Small children tend to climb on furniture such as freestanding bookcases, drawers, wardrobes and sideboards, and if the furniture is unsecured the child’s weight can cause it to topple.
Falling furniture can not only strike a child but can trap and crush them underneath, causing the child to suffocate.
Injuries and deaths
At least 14 children under nine years old died in Australia during 2000-2015 after domestic furniture fell on them. This is around one death per year. (Source: National Coronial Information System)
The Victorian Injury Surveillance Unit (VISU), Monash University recorded 909 emergency department visits in Victoria during January 2006 - June 2014 for injuries related to furniture tip-overs. Of these injuries:
- half were to children four years old and under
- 80% of incidents occurred in the home.
The Queensland Injury Surveillance Unit (QISU), Mater Health Service identified 1,032 cases during 1999-2013 where a child under 5 years old was injured by furniture or appliances tipping over. Of these cases:
- the three most common furniture items were chairs, chest of drawers/tallboys and tables/benches/desks
- the most common electrical appliance by far was the television
- the three most commonly identified places the injuries happened were living/dining areas, bedrooms and family/rumpus rooms.
Consumer research - April 2015
The ACCC commissioned research in April 2015 on consumer awareness of furniture stability risks and prevention. Specifically, the research focused on the particular dangers of common furniture in homes with children under the age of five.
Among other findings, the research showed that of parents who had experienced a dangerous toppling incident (27%), almost a quarter of those said the child was injured in the incident – although the majority of injuries were minor – and most had experienced a near-miss.
The full research report is available on this website.
- Purchase low-set furniture or furniture with sturdy, stable and broad bases.
- Look for furniture that comes with safety information or equipment for anchoring it to the walls.
- Test the furniture in the shop – make sure it is stable.

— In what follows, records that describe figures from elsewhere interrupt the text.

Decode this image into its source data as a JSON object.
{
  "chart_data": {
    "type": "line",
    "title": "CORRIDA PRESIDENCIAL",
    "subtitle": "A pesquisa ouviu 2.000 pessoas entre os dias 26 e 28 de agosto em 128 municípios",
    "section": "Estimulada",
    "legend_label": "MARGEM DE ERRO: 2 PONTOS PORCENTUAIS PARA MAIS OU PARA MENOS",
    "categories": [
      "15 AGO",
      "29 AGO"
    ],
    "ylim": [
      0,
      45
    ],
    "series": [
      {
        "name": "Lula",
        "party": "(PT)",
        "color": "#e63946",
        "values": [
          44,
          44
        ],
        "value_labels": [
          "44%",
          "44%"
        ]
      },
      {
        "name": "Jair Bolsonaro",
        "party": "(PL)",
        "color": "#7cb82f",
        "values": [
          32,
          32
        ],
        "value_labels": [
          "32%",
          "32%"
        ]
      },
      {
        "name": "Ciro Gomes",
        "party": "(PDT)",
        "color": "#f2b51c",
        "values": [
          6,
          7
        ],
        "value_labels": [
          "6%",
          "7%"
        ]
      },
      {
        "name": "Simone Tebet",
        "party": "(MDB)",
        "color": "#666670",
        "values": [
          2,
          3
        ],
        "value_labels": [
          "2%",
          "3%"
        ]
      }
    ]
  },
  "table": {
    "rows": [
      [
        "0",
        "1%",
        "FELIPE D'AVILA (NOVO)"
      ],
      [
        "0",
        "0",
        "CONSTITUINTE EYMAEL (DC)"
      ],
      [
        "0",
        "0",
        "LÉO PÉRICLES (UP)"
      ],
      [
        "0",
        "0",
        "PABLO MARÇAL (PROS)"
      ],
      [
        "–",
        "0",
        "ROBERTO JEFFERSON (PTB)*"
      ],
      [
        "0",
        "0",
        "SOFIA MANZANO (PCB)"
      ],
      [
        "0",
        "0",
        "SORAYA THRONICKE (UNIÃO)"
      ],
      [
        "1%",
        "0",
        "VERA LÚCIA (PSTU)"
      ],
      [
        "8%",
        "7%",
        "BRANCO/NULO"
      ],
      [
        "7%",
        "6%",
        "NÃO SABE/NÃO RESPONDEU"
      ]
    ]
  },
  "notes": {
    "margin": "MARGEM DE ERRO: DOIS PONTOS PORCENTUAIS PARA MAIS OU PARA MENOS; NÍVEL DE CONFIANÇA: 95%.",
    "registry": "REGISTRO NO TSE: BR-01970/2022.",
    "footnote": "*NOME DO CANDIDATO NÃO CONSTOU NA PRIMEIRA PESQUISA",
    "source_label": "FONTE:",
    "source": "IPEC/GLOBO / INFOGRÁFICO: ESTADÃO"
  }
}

For example, pull out top drawers of a chest of drawers and apply a little pressure to see how stable it is; make sure the drawers do not fall out easily.
- Attach, mount, bolt or otherwise secure furniture to walls and floors.
- Do not put heavy items on top shelves of bookcases.
- Place televisions at the back of cabinets or secure them to the wall.
- Discourage small children from climbing on furniture.
- Do not put tempting items such as favourite toys on top of furniture that encourage children to climb up and reach.
- Do not place unstable furniture near where children play.
- Put locking devices on all drawers to prevent children opening them and using them as steps.